Silvretta Von Feldkirch nach Como, the hard way

Von Helmut Werb
Das ist keine Alpenüberquerung, das ist Hardcore-Passing. Hannibal selber hätte es sich nicht schwerer machen können. Schattenparkern empfehle ich Valium, Beifahrern Dramamin, aber glauben Sie mir, die Mühen - und die Drogen - lohnen sich. Eine atemberaubendere Strecke finden Sie selten.
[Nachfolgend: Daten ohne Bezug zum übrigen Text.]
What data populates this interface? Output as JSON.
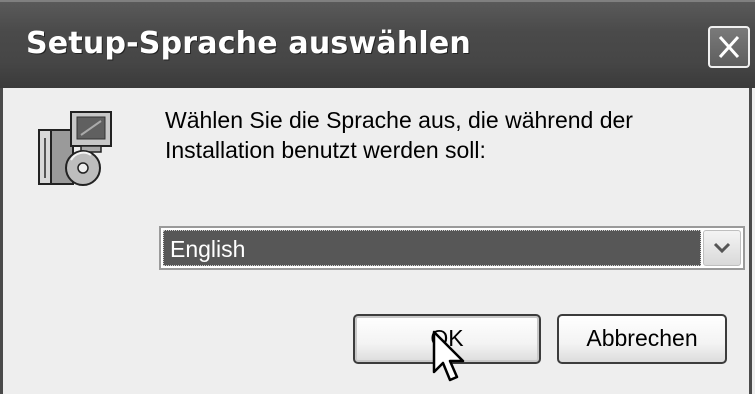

Start der Strecke ist Feldkirch im Westen Österreichs. Zuerst einmal geht’s recht zivil über die Rheintal-Autobahn nach Bludenz, kurz nach Bludenz biegen Sie rechts ab Richtung Tschagguns. Halten Sie kurz an, öffnen Sie das Verdeck Ihres Kabrios und suchen Sie Ihre Daunenjacke. Das wäre auch der richtige Moment für’s Dramamin, sollten Sie das Abenteuer mit einem/r Beifahrer/in wagen. Ein paar Kilometer weiter wird’s langsam interessant. Sollte die Sonne scheinen (und Gnade Ihnen Gott, wenn nicht), haben Sie den ersten, genaueren Blick auf die Berge der Silvretta, allen voran den über 3000 Meter hohen Piz Buin. Noch können Sie umdrehen und wie alle anderen über die Autobahn schleunigst nach Italien reisen. Hinter Gaschurn jedoch gibt’s kein ehrenhaftes Zurück mehr. Knappe elf Euro verlangen die Ösis für die Befahrung der Silvretta Hochalpenstrasse, aber eine Achterbahnfahrt kostet heute auch nicht viel weniger, und hier ist das Geld besser angelegt: 32 Spitzkehren, knappe 1000 Meter Höhenunterschied und zwei bis drei Tässchen Adrenalin auf 26 Kilometer – die Silvretta zählt nicht umsonst zu den schönsten und beliebtesten Pässen der Alpen.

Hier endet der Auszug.